En ces temps de morosités boursières, les baisses conjuguées des différents marchés laissent penser qu'aucune valeur ne résiste à la crise. Cependant, une devise tire son épingle du jeu : le franc suisse.
Historiquement, le franc suisse est une des monnaies les plus stables au monde, c’est pourquoi il est perçu comme une valeur refuge : un investissement qui permet de surmonter les turbulences en période de crise ou de forte dépréciation des marchés et qui n'est pas sujet aux mêmes variations que le marché action par exemple. Donc, en cas de crise économique mondiale, les capitaux affluent vers le franc suisse en raison du degré élevé de confiance qu'il inspire.
La Suisse possède un système économique solide. Un compte courant positif et des réserves d'or suffisantes ont certes aidé à stabiliser les prix et à renforcer la valeur de la monnaie domestique, mais la force du franc suisse peut être directement attribuée à la politique monétaire conservatrice de la Banque Nationale Suisse. Celle-ci a toujours mené une politique anti-inflationniste d'inspiration monétariste dont se réjouit une grande partie de la population. Celle-ci n'a pas l'habitude de tolérer des déficits élevés et considère que les finances publiques doivent être équilibrées et gérées comme des budgets privés. En effet, la dette publique totale est estimée à 139.45 milliards de dollars, soit environ 53.8% du PIB. Cela fait de la Suisse l'un des pays les moins endettés du monde.
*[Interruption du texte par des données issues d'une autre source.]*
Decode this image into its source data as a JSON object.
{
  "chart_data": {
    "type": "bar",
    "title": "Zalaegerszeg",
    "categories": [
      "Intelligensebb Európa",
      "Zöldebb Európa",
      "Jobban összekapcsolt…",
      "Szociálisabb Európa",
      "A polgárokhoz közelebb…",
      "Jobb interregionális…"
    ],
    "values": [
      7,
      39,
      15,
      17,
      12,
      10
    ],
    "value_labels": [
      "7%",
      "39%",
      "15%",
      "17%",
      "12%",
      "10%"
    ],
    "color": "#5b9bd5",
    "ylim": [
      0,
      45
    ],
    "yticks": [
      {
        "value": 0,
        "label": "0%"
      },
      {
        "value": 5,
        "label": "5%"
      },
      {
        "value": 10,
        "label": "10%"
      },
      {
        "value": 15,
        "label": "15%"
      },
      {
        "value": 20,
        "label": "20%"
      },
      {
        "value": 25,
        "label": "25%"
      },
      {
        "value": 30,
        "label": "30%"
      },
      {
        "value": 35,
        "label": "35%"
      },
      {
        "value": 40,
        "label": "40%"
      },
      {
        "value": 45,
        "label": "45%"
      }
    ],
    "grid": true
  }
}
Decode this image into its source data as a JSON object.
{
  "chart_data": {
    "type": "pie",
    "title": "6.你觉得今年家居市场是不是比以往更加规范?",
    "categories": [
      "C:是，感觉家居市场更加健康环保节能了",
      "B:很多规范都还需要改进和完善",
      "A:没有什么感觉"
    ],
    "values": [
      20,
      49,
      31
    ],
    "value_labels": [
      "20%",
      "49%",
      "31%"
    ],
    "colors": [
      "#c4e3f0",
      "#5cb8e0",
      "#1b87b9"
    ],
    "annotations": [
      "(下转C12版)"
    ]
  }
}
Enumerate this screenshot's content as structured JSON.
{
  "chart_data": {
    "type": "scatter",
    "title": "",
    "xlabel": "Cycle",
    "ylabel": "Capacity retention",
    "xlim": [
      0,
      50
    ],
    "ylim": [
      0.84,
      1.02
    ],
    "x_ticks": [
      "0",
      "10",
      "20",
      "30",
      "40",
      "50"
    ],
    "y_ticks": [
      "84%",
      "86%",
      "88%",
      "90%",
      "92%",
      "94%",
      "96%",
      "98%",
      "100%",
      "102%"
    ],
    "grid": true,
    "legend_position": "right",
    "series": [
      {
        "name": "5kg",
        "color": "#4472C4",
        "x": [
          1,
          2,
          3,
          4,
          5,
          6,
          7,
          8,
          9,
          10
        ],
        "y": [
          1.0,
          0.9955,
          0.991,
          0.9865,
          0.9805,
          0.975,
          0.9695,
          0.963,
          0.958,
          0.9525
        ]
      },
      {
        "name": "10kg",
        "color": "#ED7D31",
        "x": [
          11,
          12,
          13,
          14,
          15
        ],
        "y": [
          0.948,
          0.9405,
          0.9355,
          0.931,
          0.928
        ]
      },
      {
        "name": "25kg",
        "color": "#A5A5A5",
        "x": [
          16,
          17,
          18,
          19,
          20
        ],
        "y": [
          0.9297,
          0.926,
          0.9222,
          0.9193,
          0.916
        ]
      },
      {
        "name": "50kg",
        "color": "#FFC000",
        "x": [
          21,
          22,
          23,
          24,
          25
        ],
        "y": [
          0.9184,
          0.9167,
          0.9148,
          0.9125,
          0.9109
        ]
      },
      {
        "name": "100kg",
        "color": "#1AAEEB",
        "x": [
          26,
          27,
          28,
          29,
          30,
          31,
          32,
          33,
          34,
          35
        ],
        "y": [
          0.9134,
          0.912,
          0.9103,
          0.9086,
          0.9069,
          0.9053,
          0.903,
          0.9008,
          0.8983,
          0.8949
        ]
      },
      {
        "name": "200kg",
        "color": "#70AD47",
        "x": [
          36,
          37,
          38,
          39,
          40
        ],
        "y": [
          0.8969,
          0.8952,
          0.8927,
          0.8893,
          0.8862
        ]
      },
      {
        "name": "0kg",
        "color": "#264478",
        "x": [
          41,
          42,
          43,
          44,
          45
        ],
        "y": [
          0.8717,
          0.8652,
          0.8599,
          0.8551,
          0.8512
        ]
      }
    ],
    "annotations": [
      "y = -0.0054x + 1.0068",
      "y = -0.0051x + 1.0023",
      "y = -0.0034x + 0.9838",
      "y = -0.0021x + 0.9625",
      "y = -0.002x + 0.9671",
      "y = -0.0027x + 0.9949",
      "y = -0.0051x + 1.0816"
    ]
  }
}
Le franc suisse se valorise donc lorsque le risque et la volatilité s'accroissent sur les marchés action, obligataire, etc... Cette tendance haussière a été initiée par le dénouement des carry-trades : les investisseurs s'endettaient dans des pays à faible taux d'intérêt (Suisse ou Japon en général) et plaçaient l'argent dans des pays à hauts taux d'intérêt. Mais vu la volatilité de cours boursiers actuels, les investisseurs ont été obligés de liquider leurs positions très rapidement. En conséquence le franc suisse s'est apprécié de près de 15% face au dollar américain (depuis avril), et de plus de 12% face à l'euro (depuis septembre) pour atteindre un niveau à 1.44 EUR, un sommet jamais atteint depuis six ans.
Pour conclure : aussi longtemps que les investisseurs craindront pour la sécurité de leurs actifs, quelle qu'en soit la raison, des fonds internationaux continueront à investir dans cette devise.